Tiny dog kept escaping and ending up on neighbor’s roofs. Watch cameras capture his skill.
Generally speaking, if someone has a dog that they’re trying to keep in the yard, they’ll build a fence. The larger the dog, the larger the fence needed, but since dogs can’t climb and aren’t particularly adept jumpers, dog fences don’t usually need to be taller than a human.
When a dog is tiny, they definitely don’t need to be that high. Unless that dog is Splodge, the teeny, cheeky little doggo who inexplicably kept escaping his owner’s backyard, despite a brick wall as tall as his owner.
Splodge’s owner figured out that he was using certain objects to climb out, so the owner removed them. But the little guy still kept ending up on the neighbor’s roofs somehow, so his owner called in Dr. Chris from Australia’s “Bondi Vet” television show to help him.
Dr. Chris set up cameras all over the backyard so they could see what Splodge was doing to escape. Having such a tiny dog up on rooftops isn’t exactly safe for him and his owner wanted to make sure he wasn’t able to get out onto the busy roads nearby.
It turns out Splodge is a bit of an escape artist. The way he maneuvers his way up the wall really has to be seen to be believed. It’s very impressive.
Once Splodge gets up on top of the fence, he surveys his surroundings with calm confidence. Clearly he’s not actually trying to run away. So Dr. Chris gets an idea.

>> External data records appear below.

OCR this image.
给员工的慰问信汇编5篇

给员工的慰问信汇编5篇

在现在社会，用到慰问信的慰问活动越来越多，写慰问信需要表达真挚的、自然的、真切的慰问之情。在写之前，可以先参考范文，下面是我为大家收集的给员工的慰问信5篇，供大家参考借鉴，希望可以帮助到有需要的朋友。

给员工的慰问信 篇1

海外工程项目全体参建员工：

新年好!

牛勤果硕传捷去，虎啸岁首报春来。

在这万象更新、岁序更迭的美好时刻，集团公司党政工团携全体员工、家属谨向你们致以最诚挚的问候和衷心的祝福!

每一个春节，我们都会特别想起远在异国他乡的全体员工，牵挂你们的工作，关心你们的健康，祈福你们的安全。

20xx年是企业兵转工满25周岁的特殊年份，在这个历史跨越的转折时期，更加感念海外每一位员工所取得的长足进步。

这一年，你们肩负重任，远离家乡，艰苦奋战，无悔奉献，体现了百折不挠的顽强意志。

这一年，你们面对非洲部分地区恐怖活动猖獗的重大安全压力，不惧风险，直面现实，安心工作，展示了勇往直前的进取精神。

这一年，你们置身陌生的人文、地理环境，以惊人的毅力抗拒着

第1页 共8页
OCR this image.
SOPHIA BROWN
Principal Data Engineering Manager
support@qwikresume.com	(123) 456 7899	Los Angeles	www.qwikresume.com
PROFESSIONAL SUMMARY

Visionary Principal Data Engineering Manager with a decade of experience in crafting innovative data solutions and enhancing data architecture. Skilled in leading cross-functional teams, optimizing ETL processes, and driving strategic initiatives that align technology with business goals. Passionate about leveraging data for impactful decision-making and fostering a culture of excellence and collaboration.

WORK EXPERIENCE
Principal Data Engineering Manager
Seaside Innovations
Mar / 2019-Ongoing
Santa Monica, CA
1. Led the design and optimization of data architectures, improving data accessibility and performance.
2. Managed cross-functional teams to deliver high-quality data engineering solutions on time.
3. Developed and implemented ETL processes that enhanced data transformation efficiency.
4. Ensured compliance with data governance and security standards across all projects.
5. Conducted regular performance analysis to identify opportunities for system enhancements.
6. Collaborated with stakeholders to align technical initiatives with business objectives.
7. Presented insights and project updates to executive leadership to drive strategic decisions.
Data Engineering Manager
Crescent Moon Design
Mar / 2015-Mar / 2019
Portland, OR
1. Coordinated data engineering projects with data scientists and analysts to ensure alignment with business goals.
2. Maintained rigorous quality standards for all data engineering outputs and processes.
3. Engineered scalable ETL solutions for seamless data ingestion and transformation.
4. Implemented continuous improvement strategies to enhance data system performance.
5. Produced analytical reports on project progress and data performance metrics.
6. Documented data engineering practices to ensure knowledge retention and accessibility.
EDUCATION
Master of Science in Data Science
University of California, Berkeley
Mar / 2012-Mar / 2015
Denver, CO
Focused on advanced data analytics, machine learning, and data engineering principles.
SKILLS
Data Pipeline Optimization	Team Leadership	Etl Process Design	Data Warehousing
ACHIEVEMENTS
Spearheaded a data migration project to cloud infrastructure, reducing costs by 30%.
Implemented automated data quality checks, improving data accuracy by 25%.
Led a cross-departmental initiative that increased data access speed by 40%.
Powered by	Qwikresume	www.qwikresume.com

Watch how Splodge scales the 2-meter wall and how Dr. Chris comes up with a solution that gives everyone what they want, including little Splodge.
Splodge simply wanted to see what was happening in the neighborhood, rather than hearing all kinds of sounds around him and having no idea what they are. Being up high meant security for the little guy. As Dr. Chris said, “Everything he does is with purpose.”
Giving Splodge a way to fulfill his desire to get a birds-eye view without endangering himself or freaking out his owner’s neighbors, was a lovely way to solve the problem.
It’s an approach that can actually be used with children as well—figuring out a safe or less destructive way to let them do what they’re trying to do rather than just telling them no. In parenting, that might mean putting up a big roll of paper on the wall for kids to draw on so they don’t color on the walls themselves or putting a mini-trampoline in a designated spot for them to get their energy out instead of just telling them to stop jumping on the furniture.
Often what appears to be “naughty” behavior has some motivating force behind it that might not be problematic in and of itself. But it can take time, patience and careful observation to figure out what that motivation is, which Dr. Chris and Splodge’s owner demonstrate beautifully here.
Yay for Dr. Chris for figuring out the real desire in Splodge’s heart, and yay for Splodge for getting a safer outlet for his surveillance instincts.